Sûrement, mais toujours aussi discrets. Julien Herry par exemple, ici, et sa bande de potes, répètent des itinéraires en toute discrétion, et ouvrent encore des lignes dans le versant italien du Mont-Blanc. Par bonnes conditions, aujourd’hui, il n’est pas rare de compter dix passages dans le couloir Mallory à la journée, alors qu’en 1990, c’était encore une belle performance. L’extrême aujourd’hui est très peu médiatisé car il n’y a plus vraiment de premières symboliques à faire.

Où se situent les défis du ski extrême d’aujourd’hui ?

Dans ces pentes suspendues parmi les barres rocheuses, là où les skieurs ailés arrivent à poser les spatules pour quelques virages… Il y a eu le ride, puis le Freeride, il y a maintenant le speed-riding. Il faut voir ces vidéos des frères Montant à l’aiguille du Midi, les descentes de la face sud de l’Aconcagua ou de la face nord de l’Eiger par François Bon. Sur les plus hauts sommets, tout reste à faire ou presque.
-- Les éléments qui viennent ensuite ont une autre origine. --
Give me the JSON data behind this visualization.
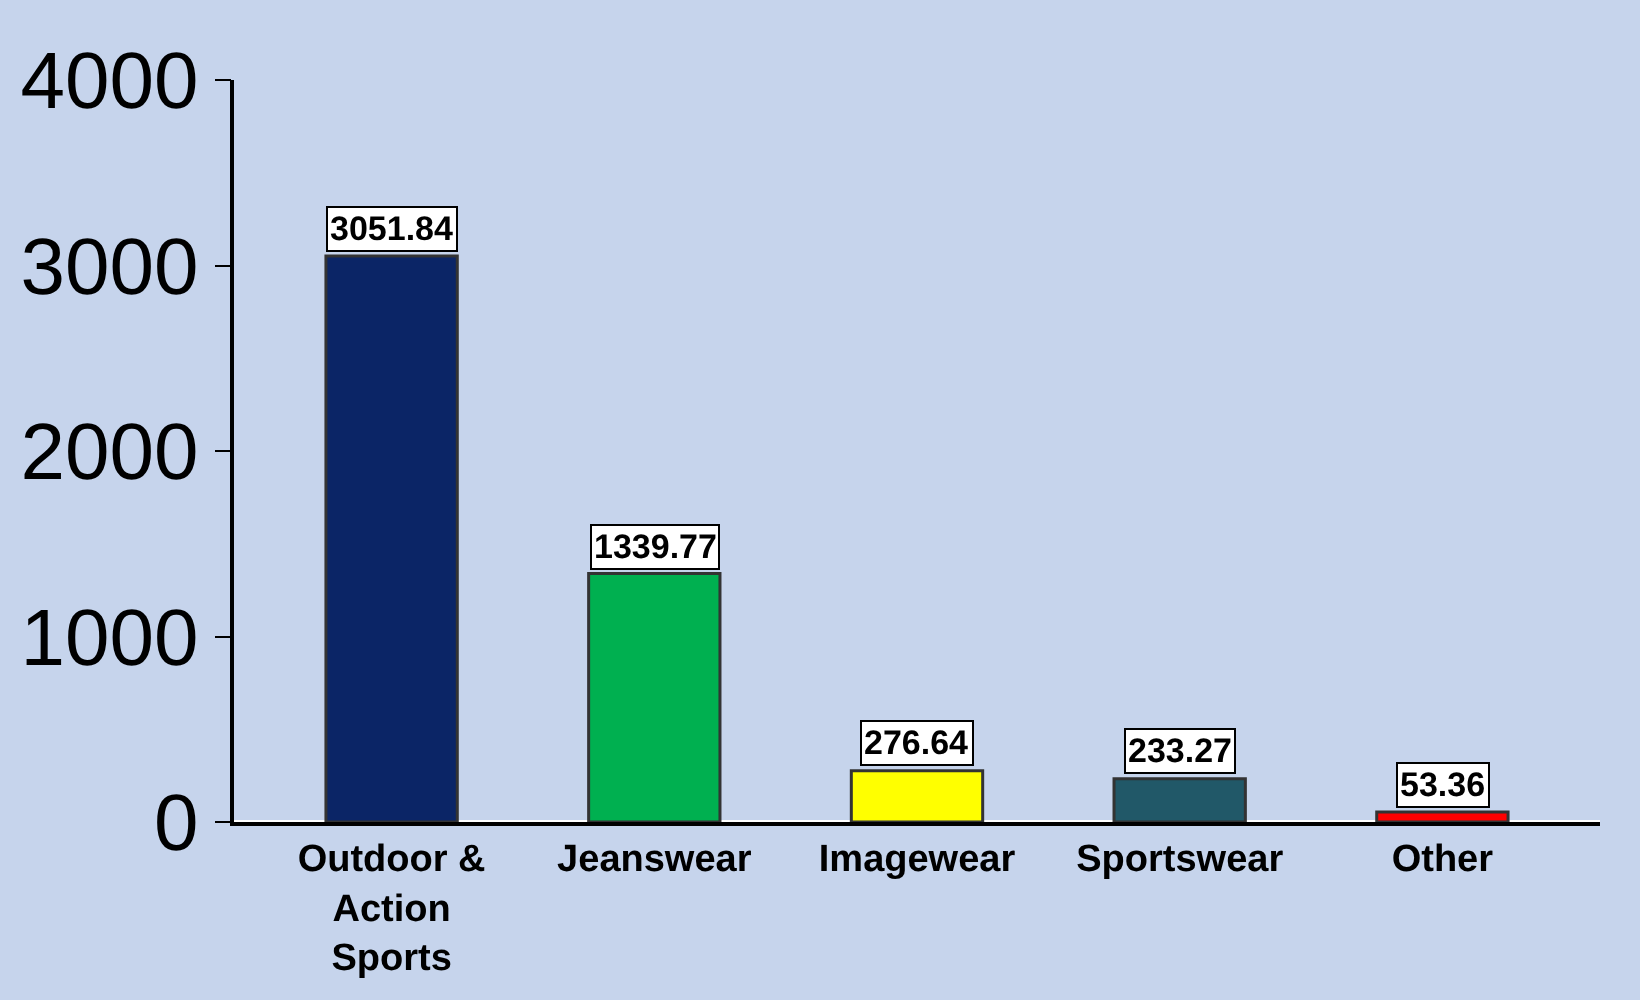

Seuls deux 8000 ont été skiés proprement, c’est-à-dire du sommet, par des skieurs qui ont porté leur matos, et sur la totalité de la descente : le Cho Oyu et l’Annapurna. Le K2 était le défi jusqu’en 2018 en Himalaya. Le 29 Juillet 2018 Andrzej Bargiel a réussit la première descente à ski du K2.

Toutes les parties de la voie normale des Abruzzes ont été skiées par différents skieurs, mais jamais enchaînées.